Nikolay Samokish was born in Nizhyn, Chernihiv Governorate, Ukraine. In 1879—1885, he studied at the St. Petersburg Academy of Arts (under B. Villevalde), in 1886—1889 he studied in private studios in Paris. In 1885, he received a Large Golden Medal and the title of the 1st degree class artist. Academician of the Academy of Arts since 1890, in 1912—1917 he taught at the Academy of Arts, supervised the class of battle painting. Since 1913 the artist has been the professor-director of the Higher Art School at the Academy of Arts, full member of the Academy of Arts. In 1936—1941 he worked at the Kharkiv Art Institute. The honoured Artist of the RSFSR, in 1941, he was awarded the USSR State Prize. The author of a number of works on the history of the Zaporizhian Cossacks, together with S. Vasilkovsky he worked on illustrations for albums on the history of Ukraine. He lived and worked in St. Petersburg, Kharkiv, Simferopol.
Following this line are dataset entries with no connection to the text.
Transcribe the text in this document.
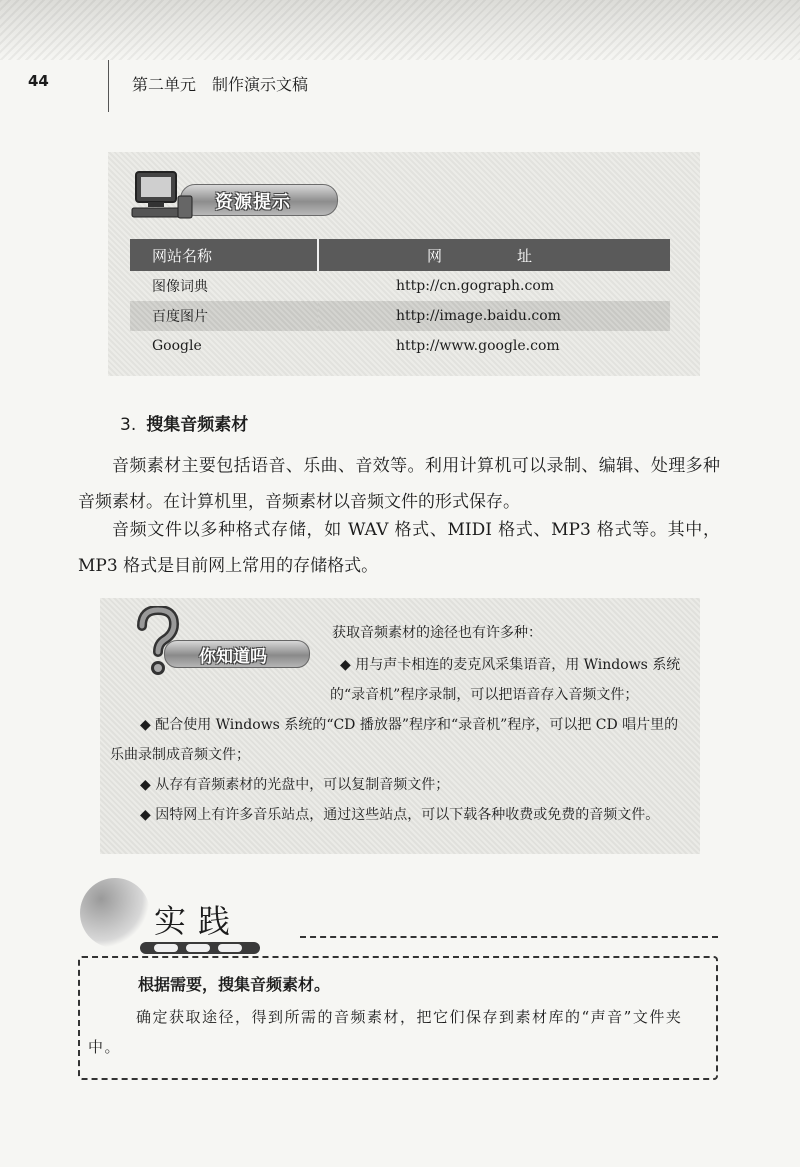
44	第二单元　制作演示文稿
资源提示
网站名称	网　址
图像词典	http://cn.gograph.com
百度图片	http://image.baidu.com
Google	http://www.google.com
3. 搜集音频素材

音频素材主要包括语音、乐曲、音效等。利用计算机可以录制、编辑、处理多种音频素材。在计算机里，音频素材以音频文件的形式保存。

音频文件以多种格式存储，如 WAV 格式、MIDI 格式、MP3 格式等。其中，MP3 格式是目前网上常用的存储格式。

你知道吗
获取音频素材的途径也有许多种：

◆ 用与声卡相连的麦克风采集语音，用 Windows 系统的“录音机”程序录制，可以把语音存入音频文件；

◆ 配合使用 Windows 系统的“CD 播放器”程序和“录音机”程序，可以把 CD 唱片里的乐曲录制成音频文件；

◆ 从存有音频素材的光盘中，可以复制音频文件；

◆ 因特网上有许多音乐站点，通过这些站点，可以下载各种收费或免费的音频文件。

实践
根据需要，搜集音频素材。

确定获取途径，得到所需的音频素材，把它们保存到素材库的“声音”文件夹中。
Nikolay Samokish was born on 13 (25) November 1860 in Nizhyn. He graduated from the Nizhyn classical gymnasium. The first attempt to enter the Imperial Academy of Arts failed, but he was accepted as a volunteer to the battle painting workshop of Professor B. P. Villevalde (1878). After a year of classes, he was accepted as a student. He studied at the Imperial Academy of Arts (1879—1885) under B. P. Villevalde, his other famous teachers were P. P. Chistyakov and V. I. Jacobi.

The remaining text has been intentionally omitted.